Convergence of Stochastic Gradient Descent for analytic target functions

Wed, Jun 9, 2021, 12:00 pm

The One World Seminar on The Mathematics of Machine Learning

Date: Wednesday, June 9, 2021

Time: 12 noon EST (5PM BST / 6PM CEST / 9AM PDT / 10AM MDT / 11AM CDT).

Speaker:  Sebastian Kassing (University of Münster)

The link to the seminar will be sent on Tuesday (and will also be visible on the website just before the talk).

Title: Convergence of Stochastic Gradient Descent for analytic target functions

Abstract: In this talk we discuss almost sure convergence of Stochastic Gradient Descent in discrete and continuous time for a given twice continuously-differentiable target function F. In a first step we give assumptions on the step-sizes and perturbation size to ensure convergence of the target value F and gradient f=DF assuming that f is locally Hölder-continuous. This result entails convergence of the iterates itself in the case where F does not possess a continuum of critical points.

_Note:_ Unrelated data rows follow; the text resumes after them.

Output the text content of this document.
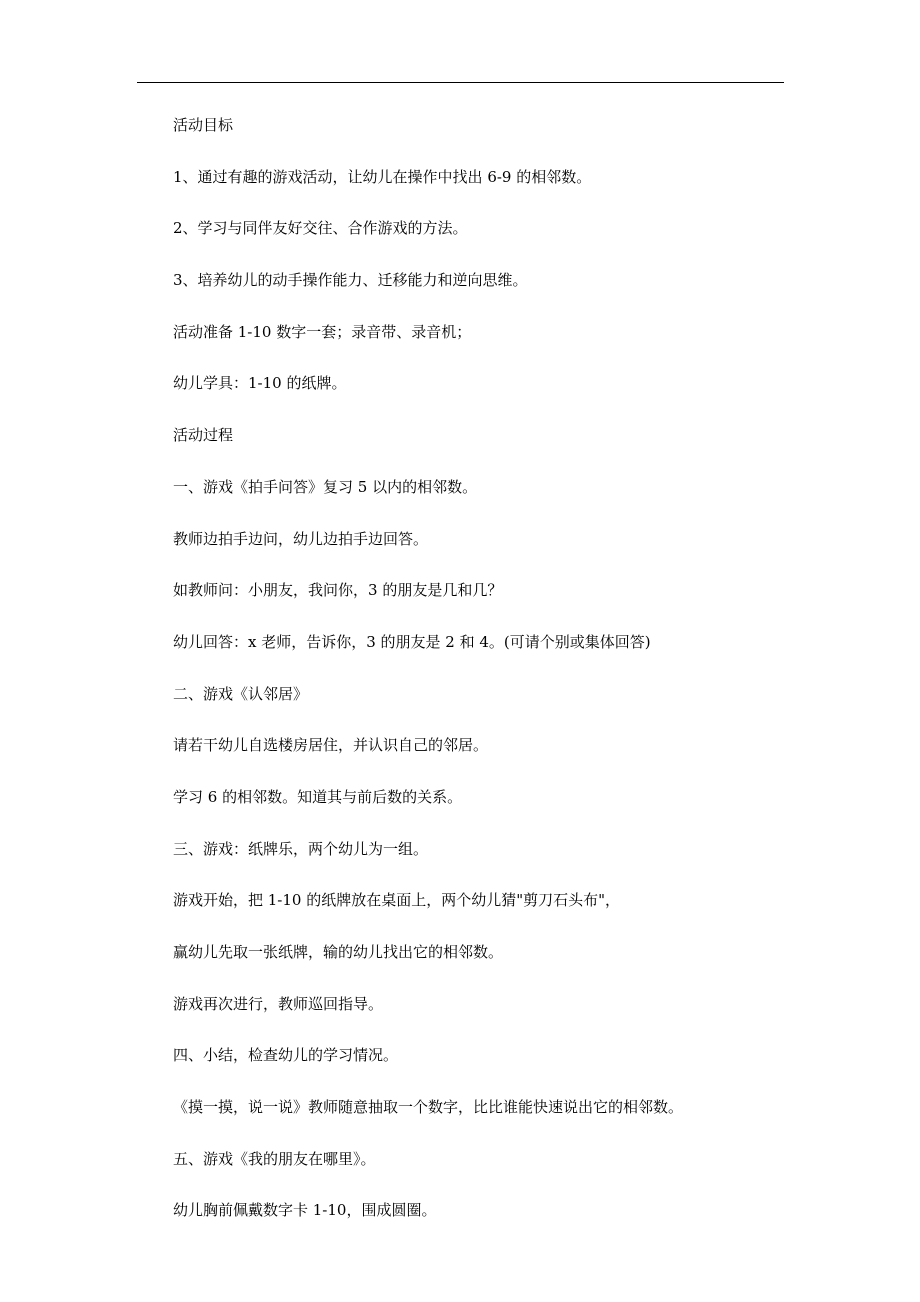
活动目标
1、通过有趣的游戏活动，让幼儿在操作中找出 6-9 的相邻数。
2、学习与同伴友好交往、合作游戏的方法。
3、培养幼儿的动手操作能力、迁移能力和逆向思维。
活动准备 1-10 数字一套；录音带、录音机；
幼儿学具：1-10 的纸牌。
活动过程
一、游戏《拍手问答》复习 5 以内的相邻数。
教师边拍手边问，幼儿边拍手边回答。
如教师问：小朋友，我问你，3 的朋友是几和几？
幼儿回答：x 老师，告诉你，3 的朋友是 2 和 4。(可请个别或集体回答)
二、游戏《认邻居》
请若干幼儿自选楼房居住，并认识自己的邻居。
学习 6 的相邻数。知道其与前后数的关系。
三、游戏：纸牌乐，两个幼儿为一组。
游戏开始，把 1-10 的纸牌放在桌面上，两个幼儿猜"剪刀石头布"，
赢幼儿先取一张纸牌，输的幼儿找出它的相邻数。
游戏再次进行，教师巡回指导。
四、小结，检查幼儿的学习情况。
《摸一摸，说一说》教师随意抽取一个数字，比比谁能快速说出它的相邻数。
五、游戏《我的朋友在哪里》。
幼儿胸前佩戴数字卡 1-10，围成圆圈。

In a general non-convex setting with F possibly containing a rich set of critical points, convergence of the process itself is sometimes taken for granted, but actually is a non-trivial issue as there are solutions to the gradient flow ODE for smooth target functions that stay in a compact set but do not converge. Using the Lojasiewicz-inequality we give sharp bounds on the step-sizes and the size of the perturbation in order to guarantee convergence of the SGD scheme for analytic target functions. Also, we derive the convergence rate of the function value under the assumptions that F satisfies a particular Lojasiewicz-inequality with exponent in [1/2,1).  Finally, we compare the discrete and continuous time results and discuss optimality of the assumptions. This is joint work with Steffen Dereich (WWU Münster).